M. Erdogan a dénoncé une nouvelle fois l'intervention militaire russe aux côtés du régime de Bachar al-Assad, dont il fait du départ un préalable à toute solution politique. Le conflit syrien a fait au moins 250.000 morts depuis 2011 et contraint des millions de Syriens à l'exil.
"Personne n'est dupe", a-t-il lancé devant un forum de pays musulmans réuni à Istanbul. "Ils (les Russes) affirment vouloir viser Daech (acronyme arabe de l'EI), mais il n'y pas de Daech dans cette zone. Ils frappent les Turkmènes de Bayirbucak", a insisté le président.
Téhéran, principal soutien du pouvoir de Damas avec Moscou, s'est invité mercredi dans le débat en estimant que l'avion russe abattu par la Turquie envoyait "un mauvais message aux groupes terroristes" et démontrait le besoin "d'une lutte internationale unie" pour les combattre, selon les propos du ministre iranien des Affaires étrangères, Mohammad Javad Zarif.
Mercredi soir, le président François Hollande recevra à Paris la chancelière allemande Angela Merkel. Au menu des discussions: la lutte contre le terrorisme et la question de l'accueil des réfugiés.

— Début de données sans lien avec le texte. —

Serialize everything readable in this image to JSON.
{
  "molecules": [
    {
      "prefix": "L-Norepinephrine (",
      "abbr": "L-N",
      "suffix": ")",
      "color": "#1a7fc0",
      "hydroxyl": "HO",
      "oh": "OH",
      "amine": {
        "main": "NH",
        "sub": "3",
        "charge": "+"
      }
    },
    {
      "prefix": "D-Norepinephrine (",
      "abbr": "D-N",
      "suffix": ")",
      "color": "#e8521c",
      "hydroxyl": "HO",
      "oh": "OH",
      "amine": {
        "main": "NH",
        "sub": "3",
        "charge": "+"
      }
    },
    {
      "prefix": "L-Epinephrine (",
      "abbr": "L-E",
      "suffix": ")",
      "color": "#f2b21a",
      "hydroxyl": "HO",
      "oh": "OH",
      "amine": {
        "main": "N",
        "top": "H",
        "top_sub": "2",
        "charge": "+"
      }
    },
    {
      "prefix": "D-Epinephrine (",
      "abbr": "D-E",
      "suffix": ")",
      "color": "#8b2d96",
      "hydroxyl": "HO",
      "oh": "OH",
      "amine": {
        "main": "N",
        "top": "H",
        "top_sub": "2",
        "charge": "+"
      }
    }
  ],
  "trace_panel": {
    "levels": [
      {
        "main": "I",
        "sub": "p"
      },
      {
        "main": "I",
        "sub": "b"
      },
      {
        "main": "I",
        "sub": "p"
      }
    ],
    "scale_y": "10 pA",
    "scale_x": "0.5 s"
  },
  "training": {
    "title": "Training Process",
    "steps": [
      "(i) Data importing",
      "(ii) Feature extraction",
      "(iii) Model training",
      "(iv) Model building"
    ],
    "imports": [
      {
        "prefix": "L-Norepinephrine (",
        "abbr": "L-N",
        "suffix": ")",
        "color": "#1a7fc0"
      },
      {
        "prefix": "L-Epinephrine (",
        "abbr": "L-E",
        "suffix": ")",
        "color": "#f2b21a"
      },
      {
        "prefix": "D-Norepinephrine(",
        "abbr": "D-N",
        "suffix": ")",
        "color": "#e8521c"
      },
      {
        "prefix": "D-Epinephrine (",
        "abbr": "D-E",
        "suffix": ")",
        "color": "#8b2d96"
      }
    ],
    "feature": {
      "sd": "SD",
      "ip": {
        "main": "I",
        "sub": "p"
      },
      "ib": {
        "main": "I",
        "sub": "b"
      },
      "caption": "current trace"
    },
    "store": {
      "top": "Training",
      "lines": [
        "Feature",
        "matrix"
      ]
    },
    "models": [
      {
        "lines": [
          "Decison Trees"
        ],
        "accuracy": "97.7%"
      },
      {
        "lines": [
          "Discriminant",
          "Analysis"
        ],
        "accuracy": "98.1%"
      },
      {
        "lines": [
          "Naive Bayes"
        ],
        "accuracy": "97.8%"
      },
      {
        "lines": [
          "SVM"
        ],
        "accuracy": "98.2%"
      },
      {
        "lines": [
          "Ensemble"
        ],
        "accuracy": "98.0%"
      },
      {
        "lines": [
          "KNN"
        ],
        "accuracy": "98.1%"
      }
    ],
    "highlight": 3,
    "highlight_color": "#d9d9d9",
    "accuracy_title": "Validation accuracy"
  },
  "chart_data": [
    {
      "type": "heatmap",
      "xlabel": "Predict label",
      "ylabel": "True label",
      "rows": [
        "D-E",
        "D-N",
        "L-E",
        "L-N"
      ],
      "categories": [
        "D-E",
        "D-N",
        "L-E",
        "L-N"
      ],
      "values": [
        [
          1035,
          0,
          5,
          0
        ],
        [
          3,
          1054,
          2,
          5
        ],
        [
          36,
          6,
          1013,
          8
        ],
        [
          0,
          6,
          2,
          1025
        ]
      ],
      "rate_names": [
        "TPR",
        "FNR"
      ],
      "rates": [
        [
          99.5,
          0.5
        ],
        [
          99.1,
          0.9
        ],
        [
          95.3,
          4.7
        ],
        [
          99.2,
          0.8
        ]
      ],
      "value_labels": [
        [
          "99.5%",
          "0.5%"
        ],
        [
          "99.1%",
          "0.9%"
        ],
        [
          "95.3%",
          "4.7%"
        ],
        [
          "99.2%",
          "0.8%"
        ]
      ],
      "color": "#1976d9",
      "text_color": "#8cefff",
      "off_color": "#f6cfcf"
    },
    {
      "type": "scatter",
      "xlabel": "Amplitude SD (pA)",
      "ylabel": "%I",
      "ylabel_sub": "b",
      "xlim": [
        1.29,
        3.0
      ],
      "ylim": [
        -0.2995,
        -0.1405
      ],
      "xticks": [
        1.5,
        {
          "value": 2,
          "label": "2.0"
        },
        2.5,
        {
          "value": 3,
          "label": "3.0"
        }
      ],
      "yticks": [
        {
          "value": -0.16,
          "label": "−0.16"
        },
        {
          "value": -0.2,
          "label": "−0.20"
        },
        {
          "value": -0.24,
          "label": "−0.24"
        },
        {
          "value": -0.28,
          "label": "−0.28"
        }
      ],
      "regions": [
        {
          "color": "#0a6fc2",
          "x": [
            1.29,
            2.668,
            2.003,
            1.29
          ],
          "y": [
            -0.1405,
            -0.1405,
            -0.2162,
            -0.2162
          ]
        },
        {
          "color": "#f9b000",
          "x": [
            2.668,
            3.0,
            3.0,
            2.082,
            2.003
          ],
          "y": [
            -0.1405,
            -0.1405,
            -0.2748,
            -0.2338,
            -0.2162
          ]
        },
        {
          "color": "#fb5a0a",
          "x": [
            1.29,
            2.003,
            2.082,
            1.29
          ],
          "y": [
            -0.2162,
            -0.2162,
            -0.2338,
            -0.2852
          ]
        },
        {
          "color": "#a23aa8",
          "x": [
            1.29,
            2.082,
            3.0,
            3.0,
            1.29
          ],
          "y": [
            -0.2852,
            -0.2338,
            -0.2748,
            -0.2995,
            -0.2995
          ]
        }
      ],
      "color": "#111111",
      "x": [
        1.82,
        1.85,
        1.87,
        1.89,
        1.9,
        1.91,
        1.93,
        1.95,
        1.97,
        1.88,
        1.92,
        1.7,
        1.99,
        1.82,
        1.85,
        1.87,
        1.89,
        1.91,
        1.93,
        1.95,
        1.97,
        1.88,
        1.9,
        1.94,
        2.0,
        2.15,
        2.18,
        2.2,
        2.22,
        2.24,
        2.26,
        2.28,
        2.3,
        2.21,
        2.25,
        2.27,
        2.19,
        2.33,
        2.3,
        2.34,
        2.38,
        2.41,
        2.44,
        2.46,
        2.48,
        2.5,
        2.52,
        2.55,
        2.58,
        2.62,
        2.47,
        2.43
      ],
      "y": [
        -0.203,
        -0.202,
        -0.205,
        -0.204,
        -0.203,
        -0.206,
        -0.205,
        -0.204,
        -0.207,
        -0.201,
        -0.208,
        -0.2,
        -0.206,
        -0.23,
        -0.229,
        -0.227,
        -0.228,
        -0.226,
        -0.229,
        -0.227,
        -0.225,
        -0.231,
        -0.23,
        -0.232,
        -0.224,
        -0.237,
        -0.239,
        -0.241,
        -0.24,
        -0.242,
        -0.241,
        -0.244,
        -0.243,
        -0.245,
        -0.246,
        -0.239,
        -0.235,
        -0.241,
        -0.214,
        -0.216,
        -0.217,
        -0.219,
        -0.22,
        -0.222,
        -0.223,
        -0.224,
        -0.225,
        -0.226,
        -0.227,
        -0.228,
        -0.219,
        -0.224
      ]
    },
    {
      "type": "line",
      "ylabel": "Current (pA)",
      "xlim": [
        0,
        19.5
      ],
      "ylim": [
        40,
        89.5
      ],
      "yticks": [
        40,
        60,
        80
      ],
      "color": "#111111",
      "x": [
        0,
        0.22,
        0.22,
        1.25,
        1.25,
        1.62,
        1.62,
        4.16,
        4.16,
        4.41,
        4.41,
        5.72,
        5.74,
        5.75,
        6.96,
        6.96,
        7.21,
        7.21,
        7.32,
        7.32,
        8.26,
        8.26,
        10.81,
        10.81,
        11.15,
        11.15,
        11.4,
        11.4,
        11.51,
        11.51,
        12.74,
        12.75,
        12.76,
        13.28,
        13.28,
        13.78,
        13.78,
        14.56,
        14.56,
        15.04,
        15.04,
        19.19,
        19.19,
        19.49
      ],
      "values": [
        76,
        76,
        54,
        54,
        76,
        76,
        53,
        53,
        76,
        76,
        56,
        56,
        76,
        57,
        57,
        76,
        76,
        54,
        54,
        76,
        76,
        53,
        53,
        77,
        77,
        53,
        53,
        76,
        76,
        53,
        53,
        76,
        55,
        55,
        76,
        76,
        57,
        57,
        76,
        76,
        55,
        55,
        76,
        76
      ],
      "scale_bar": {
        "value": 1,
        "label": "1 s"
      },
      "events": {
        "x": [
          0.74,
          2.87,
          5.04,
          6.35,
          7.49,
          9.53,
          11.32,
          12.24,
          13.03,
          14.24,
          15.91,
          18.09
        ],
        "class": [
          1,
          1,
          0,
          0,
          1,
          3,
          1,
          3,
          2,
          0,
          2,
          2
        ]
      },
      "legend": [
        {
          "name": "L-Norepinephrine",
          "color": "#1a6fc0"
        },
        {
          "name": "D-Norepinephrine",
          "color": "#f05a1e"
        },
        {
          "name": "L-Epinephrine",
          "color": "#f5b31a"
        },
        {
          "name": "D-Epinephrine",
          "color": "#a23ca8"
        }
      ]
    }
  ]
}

Préalablement à cette rencontre, le gouvernement allemand a annoncé son intention d'envoyer jusqu'à 650 soldats supplémentaires au Mali afin de soulager la France engagée en Syrie contre l'EI.
En Belgique, Bruxelles s'efforçait mercredi de reprendre une vie normale malgré le maintien de l'alerte terroriste à son niveau maximal, avec le redémarrage progressif de ses lignes de métro et la réouverture des écoles sous étroite surveillance policière.
Un des suspects-clés des attentats de Paris, le Français Salah Abdeslam, est activement recherché en Belgique, où se multiplient les perquisitions depuis quelques jours.
La Belgique a également lancé mardi un mandat d'arrêt international contre Mohamed Abrini, âgé de 30 ans, identifié en compagnie de Salah Abdeslam, 24 ans, deux jours avant les attentats de Paris, et inculpé un cinquième homme pour "assassinats terroristes".
En France, un nouveau carnage a peut-être été évité de justesse quelques jours après les attaques du 13 novembre: l'organisateur présumé des attentats, Abdelhamid Abaaoud, prévoyait une nouvelle action kamikaze près de la capitale, avant d'être tué par la police le 18 novembre.
Selon la justice française, le jihadiste belgo-marocain âgé de 28 ans avait prévu de se faire exploser avec un complice à La Défense, quartier d'affaires à l'ouest de Paris où travaillent 180.000 personnes.